Rear Window is one of those classic films I’ve seen hundreds of times albeit in other films and TV shows and not in Hitchcock’s original filmosaic as I believe they were called back then.
Sixty subsequent years of praise, nods and homage and of course the obligatory Simpson‘s parody came very, very close to ruining this film for me. Somehow the ending remained a mystery but of the setup I was well familiar: a photographer with broken leg and high-powered lens, trapped in his own apartment with only his neighbours to eavesdrop on, believes he sees one of them commit murder. Victim of cabin fever or key witness to a hidden crime?

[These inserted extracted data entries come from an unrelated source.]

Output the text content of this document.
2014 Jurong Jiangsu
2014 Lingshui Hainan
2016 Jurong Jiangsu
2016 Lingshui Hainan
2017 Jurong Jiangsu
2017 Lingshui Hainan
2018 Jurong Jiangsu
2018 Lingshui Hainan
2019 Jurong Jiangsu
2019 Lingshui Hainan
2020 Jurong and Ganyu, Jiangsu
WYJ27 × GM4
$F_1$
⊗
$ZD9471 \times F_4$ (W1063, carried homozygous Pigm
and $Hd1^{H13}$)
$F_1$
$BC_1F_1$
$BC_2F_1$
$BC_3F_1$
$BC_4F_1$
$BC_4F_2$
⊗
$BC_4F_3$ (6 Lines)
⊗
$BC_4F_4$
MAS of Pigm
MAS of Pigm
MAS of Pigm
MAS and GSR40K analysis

Unlike Strangers on a Train, the only other Hitchcock moviette I’ve seen, the apparent murder occurs entirely off-screen. Apart from this rather crucial element to the murder mystery Rear Window is entirely voyeuristic.

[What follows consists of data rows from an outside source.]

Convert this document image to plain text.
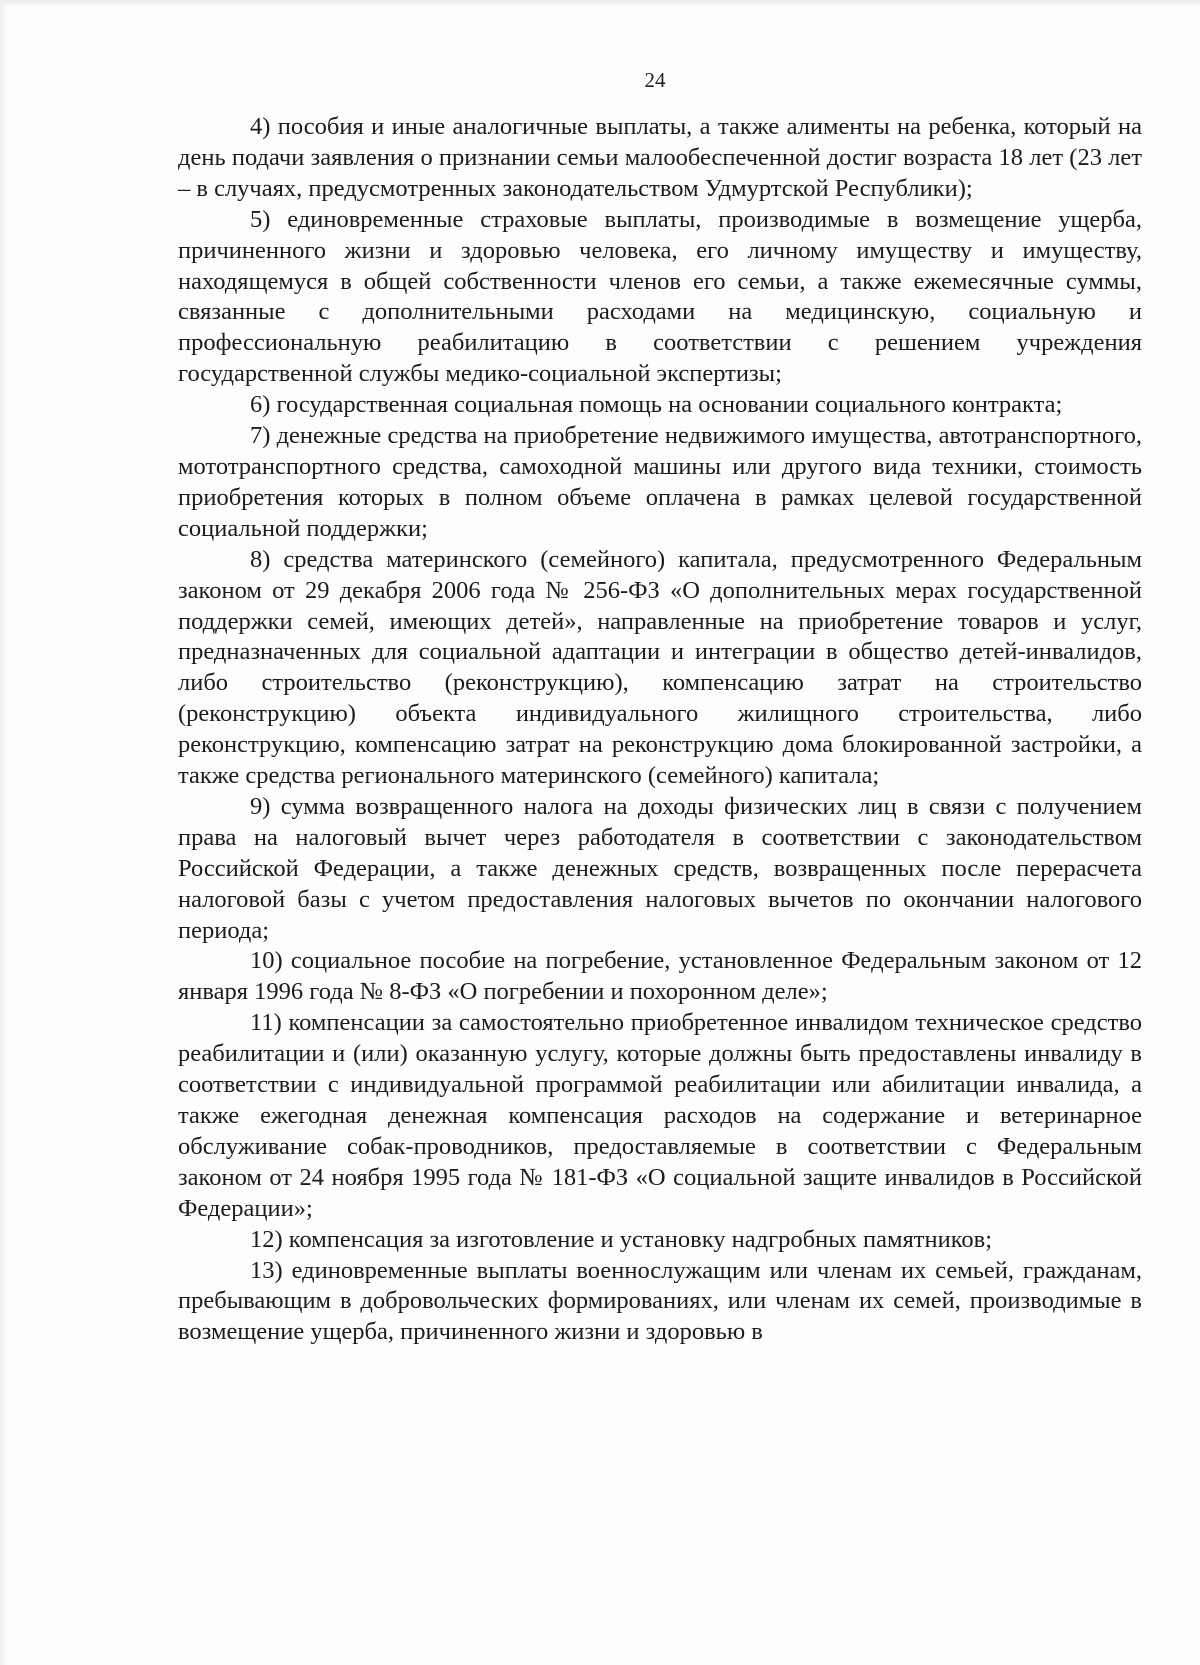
24

4) пособия и иные аналогичные выплаты, а также алименты на ребенка, который на день подачи заявления о признании семьи малообеспеченной достиг возраста 18 лет (23 лет – в случаях, предусмотренных законодательством Удмуртской Республики);

5) единовременные страховые выплаты, производимые в возмещение ущерба, причиненного жизни и здоровью человека, его личному имуществу и имуществу, находящемуся в общей собственности членов его семьи, а также ежемесячные суммы, связанные с дополнительными расходами на медицинскую, социальную и профессиональную реабилитацию в соответствии с решением учреждения государственной службы медико-социальной экспертизы;

6) государственная социальная помощь на основании социального контракта;

7) денежные средства на приобретение недвижимого имущества, автотранспортного, мототранспортного средства, самоходной машины или другого вида техники, стоимость приобретения которых в полном объеме оплачена в рамках целевой государственной социальной поддержки;

8) средства материнского (семейного) капитала, предусмотренного Федеральным законом от 29 декабря 2006 года № 256-ФЗ «О дополнительных мерах государственной поддержки семей, имеющих детей», направленные на приобретение товаров и услуг, предназначенных для социальной адаптации и интеграции в общество детей-инвалидов, либо строительство (реконструкцию), компенсацию затрат на строительство (реконструкцию) объекта индивидуального жилищного строительства, либо реконструкцию, компенсацию затрат на реконструкцию дома блокированной застройки, а также средства регионального материнского (семейного) капитала;

9) сумма возвращенного налога на доходы физических лиц в связи с получением права на налоговый вычет через работодателя в соответствии с законодательством Российской Федерации, а также денежных средств, возвращенных после перерасчета налоговой базы с учетом предоставления налоговых вычетов по окончании налогового периода;

10) социальное пособие на погребение, установленное Федеральным законом от 12 января 1996 года № 8-ФЗ «О погребении и похоронном деле»;

11) компенсации за самостоятельно приобретенное инвалидом техническое средство реабилитации и (или) оказанную услугу, которые должны быть предоставлены инвалиду в соответствии с индивидуальной программой реабилитации или абилитации инвалида, а также ежегодная денежная компенсация расходов на содержание и ветеринарное обслуживание собак-проводников, предоставляемые в соответствии с Федеральным законом от 24 ноября 1995 года № 181-ФЗ «О социальной защите инвалидов в Российской Федерации»;

12) компенсация за изготовление и установку надгробных памятников;

13) единовременные выплаты военнослужащим или членам их семьей, гражданам, пребывающим в добровольческих формированиях, или членам их семей, производимые в возмещение ущерба, причиненного жизни и здоровью в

As I’m new to Hitchcock and don’t know the man personally I’m quite happy to butcher his famous “bomb under the table” phrase regarding the building of suspense: “Light a long fuse on the bomb and place it beneath the characters and let them talk. You know? Like in Jaws where it’s mainly suggestion that builds dread? Man, I can’t wait to get that on Blu-Ray.”
Clearly I’m no film historian but already what I love is Hitchcock’s wholly economic style of filmmaking which borders on craftsmanship. It’s like a cinematic doll house with perfectly placed puppets and little to no clutter. It’s suspenseful because everything is positioned as being important.

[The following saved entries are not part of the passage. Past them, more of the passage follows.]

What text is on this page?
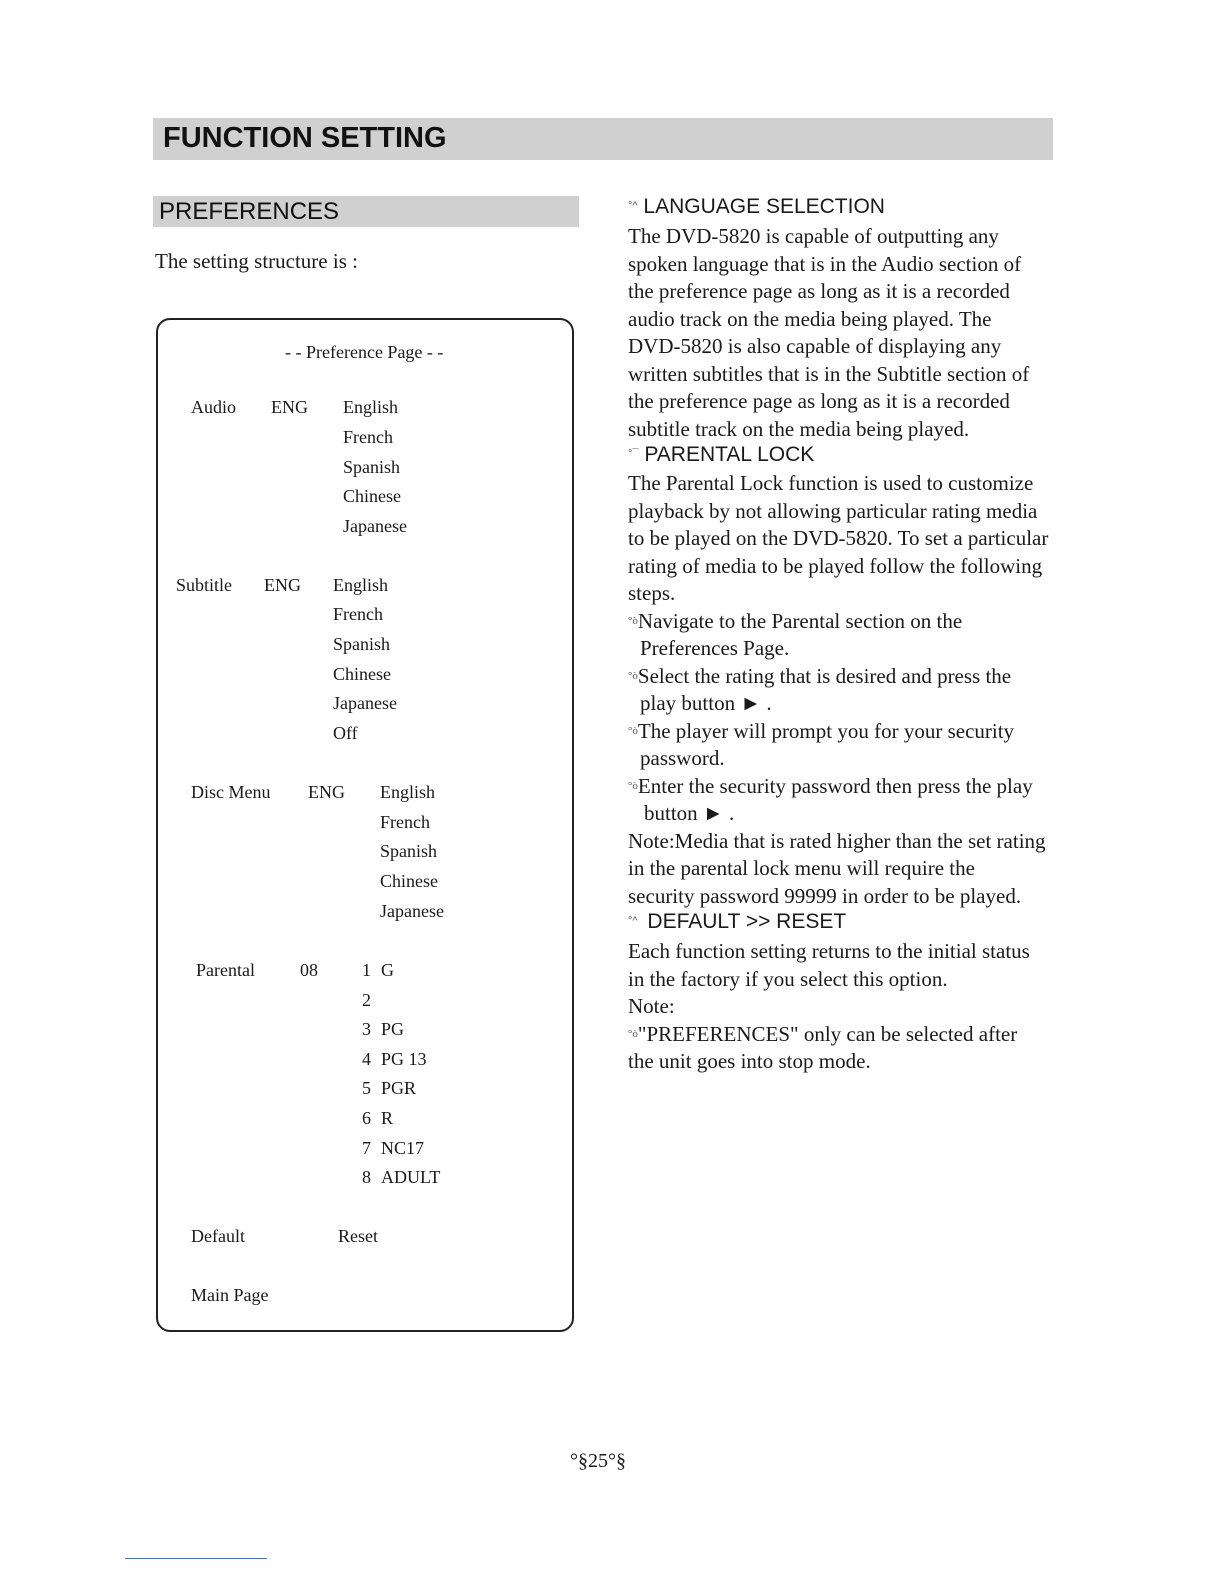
FUNCTION SETTING
PREFERENCES
The setting structure is :
- - Preference Page - -
Audio ENG English
French
Spanish
Chinese
Japanese
Subtitle ENG English
French
Spanish
Chinese
Japanese
Off
Disc Menu ENG English
French
Spanish
Chinese
Japanese
Parental	08 1 G
2
3 PG
4 PG 13
5 PGR
6 R
7 NC17
8 ADULT
Default	Reset
Main Page
°^ LANGUAGE SELECTION
The DVD-5820 is capable of outputting any
spoken language that is in the Audio section of
the preference page as long as it is a recorded
audio track on the media being played. The
DVD-5820 is also capable of displaying any
written subtitles that is in the Subtitle section of
the preference page as long as it is a recorded
subtitle track on the media being played.
°¯ PARENTAL LOCK
The Parental Lock function is used to customize
playback by not allowing particular rating media
to be played on the DVD-5820. To set a particular
rating of media to be played follow the following
steps.
°òNavigate to the Parental section on the
Preferences Page.
°òSelect the rating that is desired and press the
play button ► .
°òThe player will prompt you for your security
password.
°òEnter the security password then press the play
button ► .
Note:Media that is rated higher than the set rating
in the parental lock menu will require the
security password 99999 in order to be played.
°^ DEFAULT >> RESET
Each function setting returns to the initial status
in the factory if you select this option.
Note:
°ò"PREFERENCES" only can be selected after
the unit goes into stop mode.
°§25°§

The doll house in Rear Window is of course the courtyard of neighbouring apartments. The constructed set affords LB Jefferies, amateur Ironside, a panoramic view into each apartment during an unbearable heat wave that keeps the windows into his neighbours’ private lives open.
Our sole perspective, like his, is fixed by their window frames. Physically we have only a partial view of their lives and routines. And like Jefferies looking through his high-powered photography lens we project onto the neighbours our own characterisations filling in the gaps.
Get it? It’s an analogy of how the audience views the film itself. How deliciously self-aware.
Each puppet serves an explicit purpose: the scantily clad dancer teases us with obstructed views; the unhappy newly weds and boring neighbours bring credence to Jefferies dislike of marriage. Like in Orwell’s Nineteen Eighty-Four, I wasn’t expecting the protagonist’s romantic relationship to drive the murder conspiracy and neither was I expecting to enjoy it so much either. Goddamn you, Grace Kelly. More women should indulge their partners in bloodlust as a means of developing their relationship. What a girl.
The film swiftly moves between Jefferies and his beau Lisa and their scheming and, then with a simply turn of his head, looking out the window for more potential intrigue and scandal.
Rear Window demonstrates that you don’t need many moving parts to tell a moving story. Exemplified by the loneliness neighbour christened Miss Lonelyheart, who in one painful scene, is observed alone miming a candlelight dinner for two. I have no idea how or when the scene began but I remain completely mesmerised by such a sad, quiet moment.
Of similar power is the frustrated songwriter. Writing a score we hear in fragments over the course of the film we have to wait until the film’s final scenes to hear it in its completed form- much like the fragmented clues and conspiracies we collect and construct until the truth is finally revealed. But in a more immediate sense it provides a naturalistic way of introducing a musical score to the film. The Godfather films used this technique to great effect with weddings, street festivals and New Year’s parties using live bands and music to support or undercut the narrative.
Largely speaking the neighbours serve as counter-point not to the murder but to the developing relationship between Jefferies and Lisa. But they are what I’ll remember most.
Of the actual murder I’ll surmise by saying I was kept guessing right up till the penultimate scene. As to whether or not salesman Thorwald murdered his bed-ridden wife quite frankly, had the outcome been different, I don’t think it would have made Rear Window any less brilliant.